Rabu, 20 Juni 2012

Cutaneus Larva Migran


Cutaneus larva migran disebut juga dengan creeping eruption, dermatosis linearis migrans dan sandworm disease. Istilah ini digunakan untuk kelainan kulit yang merupakan peradangan berbentuk linear atau berkelok-kelok, menimbul dan progresif, yang disebabkan oleh invasi cacing tambang yang berasal dari anjing atau kucing.

Penyakit ini sering terjadi pada anak-anak terutama yang sering berjalan tanpa alas kaki, atau yang sering berhubungan dengan tanah dan pasir. Penyakit ini banyak terjadi didaerah tropis dan subtropis yang hangat dan lembab. Di Indonesia ini masih banyak ditemukan kelainan kulit ini.


Etiopatogenesis

Penyebab utama adalah larva yang berasal dari cacing tambang binatang anjing atau kucing yaitu Ancylostoma braziliense dan Ancylostoma canicum. Nematoda (cacing dewasa) hidup dalam hospes, kemudian ovum akan keluar bersama dengan feses. Dalam keadaan hangat dan lembab maka ovum akan menetas menjadi larva. Larva ini mampu melakukan penetrasi kedalam kulit manusia. Larva akan berjalan dilapisan kulit dermoepidermal, yang kemudian akan menimbulkan manifestasi klinis.

Gejala klinis

Masuknya larva kedalam kulit akan menimbulkan rasa panas dan gatal. Awalnya akan tampak papula, kemudian diikuti bentuk khas yaitu lesi berbentuk linear yang berkelok-kelok, serpiginosa (seperti ular) berwarna kemerahan. Lesi kulit berupa papula menunjukkan bahwa larva telah ada dalam kulit selama beberapa jam-hari.

Papula merah ini kemudian akan berkembang menjalar seperti benang berkelok-kelok, serpiginosa, menimbul, dan membentuk kanalikuli mencapai panjang beberapa cm.
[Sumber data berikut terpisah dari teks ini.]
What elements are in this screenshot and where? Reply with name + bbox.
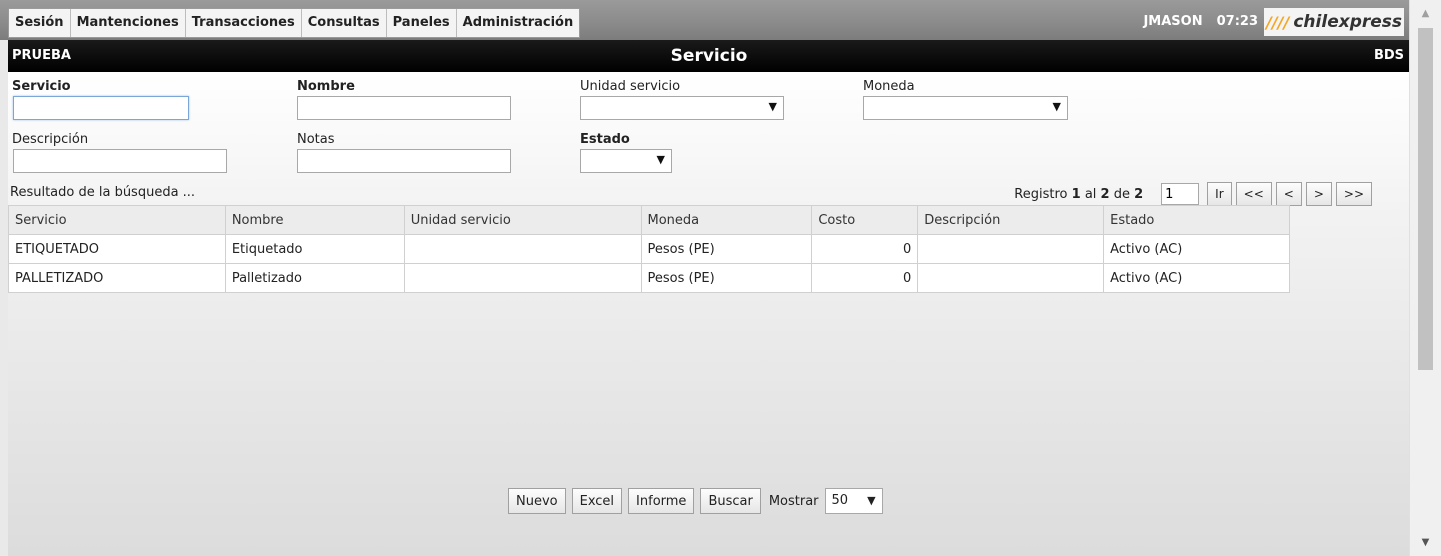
unidad-servicio-select[interactable]: ▼ bbox=[580, 96, 784, 120]
cell-moneda: Pesos (PE) bbox=[640, 263, 813, 293]
page-size-select[interactable]: 50 ▼ bbox=[824, 488, 883, 514]
estado-select[interactable]: ▼ bbox=[580, 149, 672, 173]
next-page-button[interactable]: > bbox=[1305, 182, 1332, 206]
user-name: JMASON bbox=[1143, 14, 1203, 29]
table-row[interactable]: ETIQUETADO Etiquetado Pesos (PE) 0 Activ… bbox=[8, 234, 1290, 264]
unidad-servicio-label: Unidad servicio bbox=[580, 79, 681, 94]
prev-page-button[interactable]: < bbox=[1275, 182, 1302, 206]
chilexpress-logo: //// chilexpress bbox=[1264, 8, 1404, 36]
cell-costo: 0 bbox=[811, 234, 919, 264]
top-menu-bar: Sesión Mantenciones Transacciones Consul… bbox=[0, 0, 1410, 40]
vertical-scrollbar[interactable]: ▲ ▼ bbox=[1409, 0, 1441, 556]
column-header-unidad-servicio[interactable]: Unidad servicio bbox=[403, 205, 642, 235]
cell-unidad-servicio bbox=[403, 263, 642, 293]
menu-item-mantenciones[interactable]: Mantenciones bbox=[71, 9, 186, 37]
menu-item-sesion[interactable]: Sesión bbox=[9, 9, 71, 37]
table-row[interactable]: PALLETIZADO Palletizado Pesos (PE) 0 Act… bbox=[8, 263, 1290, 293]
scroll-down-icon[interactable]: ▼ bbox=[1410, 537, 1441, 548]
column-header-costo[interactable]: Costo bbox=[811, 205, 919, 235]
main-menu: Sesión Mantenciones Transacciones Consul… bbox=[8, 8, 581, 38]
cell-nombre: Palletizado bbox=[224, 263, 405, 293]
page-size-value: 50 bbox=[831, 493, 849, 508]
dropdown-arrow-icon: ▼ bbox=[656, 153, 665, 166]
pager-al-text: al bbox=[1084, 186, 1097, 202]
pager-total: 2 bbox=[1134, 186, 1144, 202]
menu-item-transacciones[interactable]: Transacciones bbox=[186, 9, 302, 37]
menu-item-paneles[interactable]: Paneles bbox=[387, 9, 457, 37]
pager-from: 1 bbox=[1071, 186, 1081, 202]
nuevo-button[interactable]: Nuevo bbox=[508, 488, 566, 514]
page-number-input[interactable] bbox=[1161, 183, 1200, 205]
descripcion-label: Descripción bbox=[12, 132, 89, 147]
dropdown-arrow-icon: ▼ bbox=[768, 100, 777, 113]
scroll-up-icon[interactable]: ▲ bbox=[1410, 8, 1441, 19]
logo-text: chilexpress bbox=[1293, 12, 1403, 32]
user-info: JMASON 07:23 bbox=[1143, 8, 1258, 36]
cell-unidad-servicio bbox=[403, 234, 642, 264]
buscar-button[interactable]: Buscar bbox=[700, 488, 761, 514]
go-page-button[interactable]: Ir bbox=[1207, 182, 1232, 206]
pager-to: 2 bbox=[1100, 186, 1110, 202]
estado-label: Estado bbox=[580, 132, 630, 147]
first-page-button[interactable]: << bbox=[1235, 182, 1272, 206]
cell-servicio: ETIQUETADO bbox=[8, 234, 226, 264]
cell-estado: Activo (AC) bbox=[1103, 234, 1290, 264]
pager-summary: Registro 1 al 2 de 2 bbox=[1014, 187, 1143, 202]
dropdown-arrow-icon: ▼ bbox=[867, 494, 876, 507]
servicio-input[interactable] bbox=[13, 96, 189, 120]
servicio-label: Servicio bbox=[12, 79, 71, 94]
scrollbar-thumb[interactable] bbox=[1418, 28, 1433, 370]
cell-moneda: Pesos (PE) bbox=[640, 234, 813, 264]
dropdown-arrow-icon: ▼ bbox=[1052, 100, 1061, 113]
page-title: Servicio bbox=[670, 46, 748, 66]
title-bar: PRUEBA Servicio BDS bbox=[8, 40, 1410, 72]
nombre-input[interactable] bbox=[297, 96, 511, 120]
notas-input[interactable] bbox=[297, 149, 511, 173]
table-header-row: Servicio Nombre Unidad servicio Moneda C… bbox=[8, 205, 1290, 235]
column-header-servicio[interactable]: Servicio bbox=[8, 205, 226, 235]
main-content: Servicio Nombre Unidad servicio ▼ Moneda… bbox=[8, 72, 1410, 556]
moneda-select[interactable]: ▼ bbox=[863, 96, 1068, 120]
column-header-descripcion[interactable]: Descripción bbox=[917, 205, 1105, 235]
pager-de-text: de bbox=[1113, 186, 1130, 202]
descripcion-input[interactable] bbox=[13, 149, 227, 173]
moneda-label: Moneda bbox=[863, 79, 915, 94]
nombre-label: Nombre bbox=[297, 79, 355, 94]
action-bar: Nuevo Excel Informe Buscar Mostrar 50 ▼ bbox=[508, 488, 883, 514]
last-page-button[interactable]: >> bbox=[1335, 182, 1372, 206]
pager: Registro 1 al 2 de 2 Ir << < > >> bbox=[1014, 182, 1372, 206]
cell-descripcion bbox=[917, 263, 1105, 293]
cell-estado: Activo (AC) bbox=[1103, 263, 1290, 293]
pager-registro-text: Registro bbox=[1014, 186, 1068, 202]
notas-label: Notas bbox=[297, 132, 335, 147]
menu-item-consultas[interactable]: Consultas bbox=[302, 9, 387, 37]
column-header-estado[interactable]: Estado bbox=[1103, 205, 1290, 235]
results-label: Resultado de la búsqueda ... bbox=[10, 185, 196, 200]
cell-descripcion bbox=[917, 234, 1105, 264]
results-table: Servicio Nombre Unidad servicio Moneda C… bbox=[8, 205, 1290, 293]
cell-nombre: Etiquetado bbox=[224, 234, 405, 264]
cell-costo: 0 bbox=[811, 263, 919, 293]
database-label: BDS bbox=[1373, 48, 1404, 63]
excel-button[interactable]: Excel bbox=[571, 488, 623, 514]
menu-item-administracion[interactable]: Administración bbox=[457, 9, 580, 37]
mostrar-label: Mostrar bbox=[768, 493, 819, 509]
informe-button[interactable]: Informe bbox=[628, 488, 695, 514]
clock-time: 07:23 bbox=[1216, 14, 1258, 29]
column-header-nombre[interactable]: Nombre bbox=[224, 205, 405, 235]
cell-servicio: PALLETIZADO bbox=[8, 263, 226, 293]
column-header-moneda[interactable]: Moneda bbox=[640, 205, 813, 235]
logo-mark-icon: //// bbox=[1265, 12, 1290, 32]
Rasa gatal akan lebih dirasakan saat malam hari. Tempat predileksi adalah ditungkai, plantar, tangan, anus, bokong dan paha.

Diagnosis

Diagnosis berdasarkan bentuk yang khas yaitu terdapat kelainan seperti benang berkelok-kelok, serpiginosa menimbul, serta terdapat papula atau vesikel diatasnya.

Penatalaksanaan

Antihelmintes berspektrum luas diketahui efektif untuk cutaneus larva migran, misalnya tiabendazole dengan dosis 50 mg/KgBB/hari sehari 2 kali diberikan berturut-turut selama 2 hari. Obat tersebut sukar didapat dan efek sampingnya mual,dan muntah. Pengobatan dengan tiabendazole topikal ternyata efektif. Obat lain adalah albendazole, dosis sehari 400 mg sebagai dosis tunggal, diberikan 3 hari berturut-turut. Cara terapi lain adalah dengan cryotherapy yaitu menggunakan CO2 snow (dry ice). Pengobatan ini bila terlalu lama digunakan dapat merusak jaringan.

Pembahasan

Pada pasien ini keluhan utama yang membawa pasien datang ke Rumah Sakit adalah gatal pada punggung kaki. Dari anamnesis didapatkan keluhan dirasakan sejak 3 hari yang lalu, gatal terutama malam hari, awalnya muncul plenting-plenting yang kemudian tampak garis merah yang berkelok-kelok. Garis tersebut makin panjang dan dapat berpindah tempat. Diketahui bahwa faktor risiko yang ada pada pasien adalah pasien sering bermain dipasir yang ada pada depan rumah tanpa menggunakan alas kaki. Selain itu keluhan yang serupa juga dirasakan oleh kakak pasien yang juga sering bermain bersama. Dari pemeriksaan fisik tampak pada dorsum kaki dekstra papula eritem dengan susunan linear berkelok-kelok, serpiginosa dan tampak ekskoriasi pada daerah sekitar lesi. Dengan data tersebut dapat ditegakkan diagnosis berupa cutaneus larva migran. Terapi yang digunakan adalah antihelmintes topikal yaitu albendazole cream digunakan 2 kali sehari. Dan hal yang harus diperhatikan adalah menghindari faktor risiko yaitu selalu gunakan alas kaki.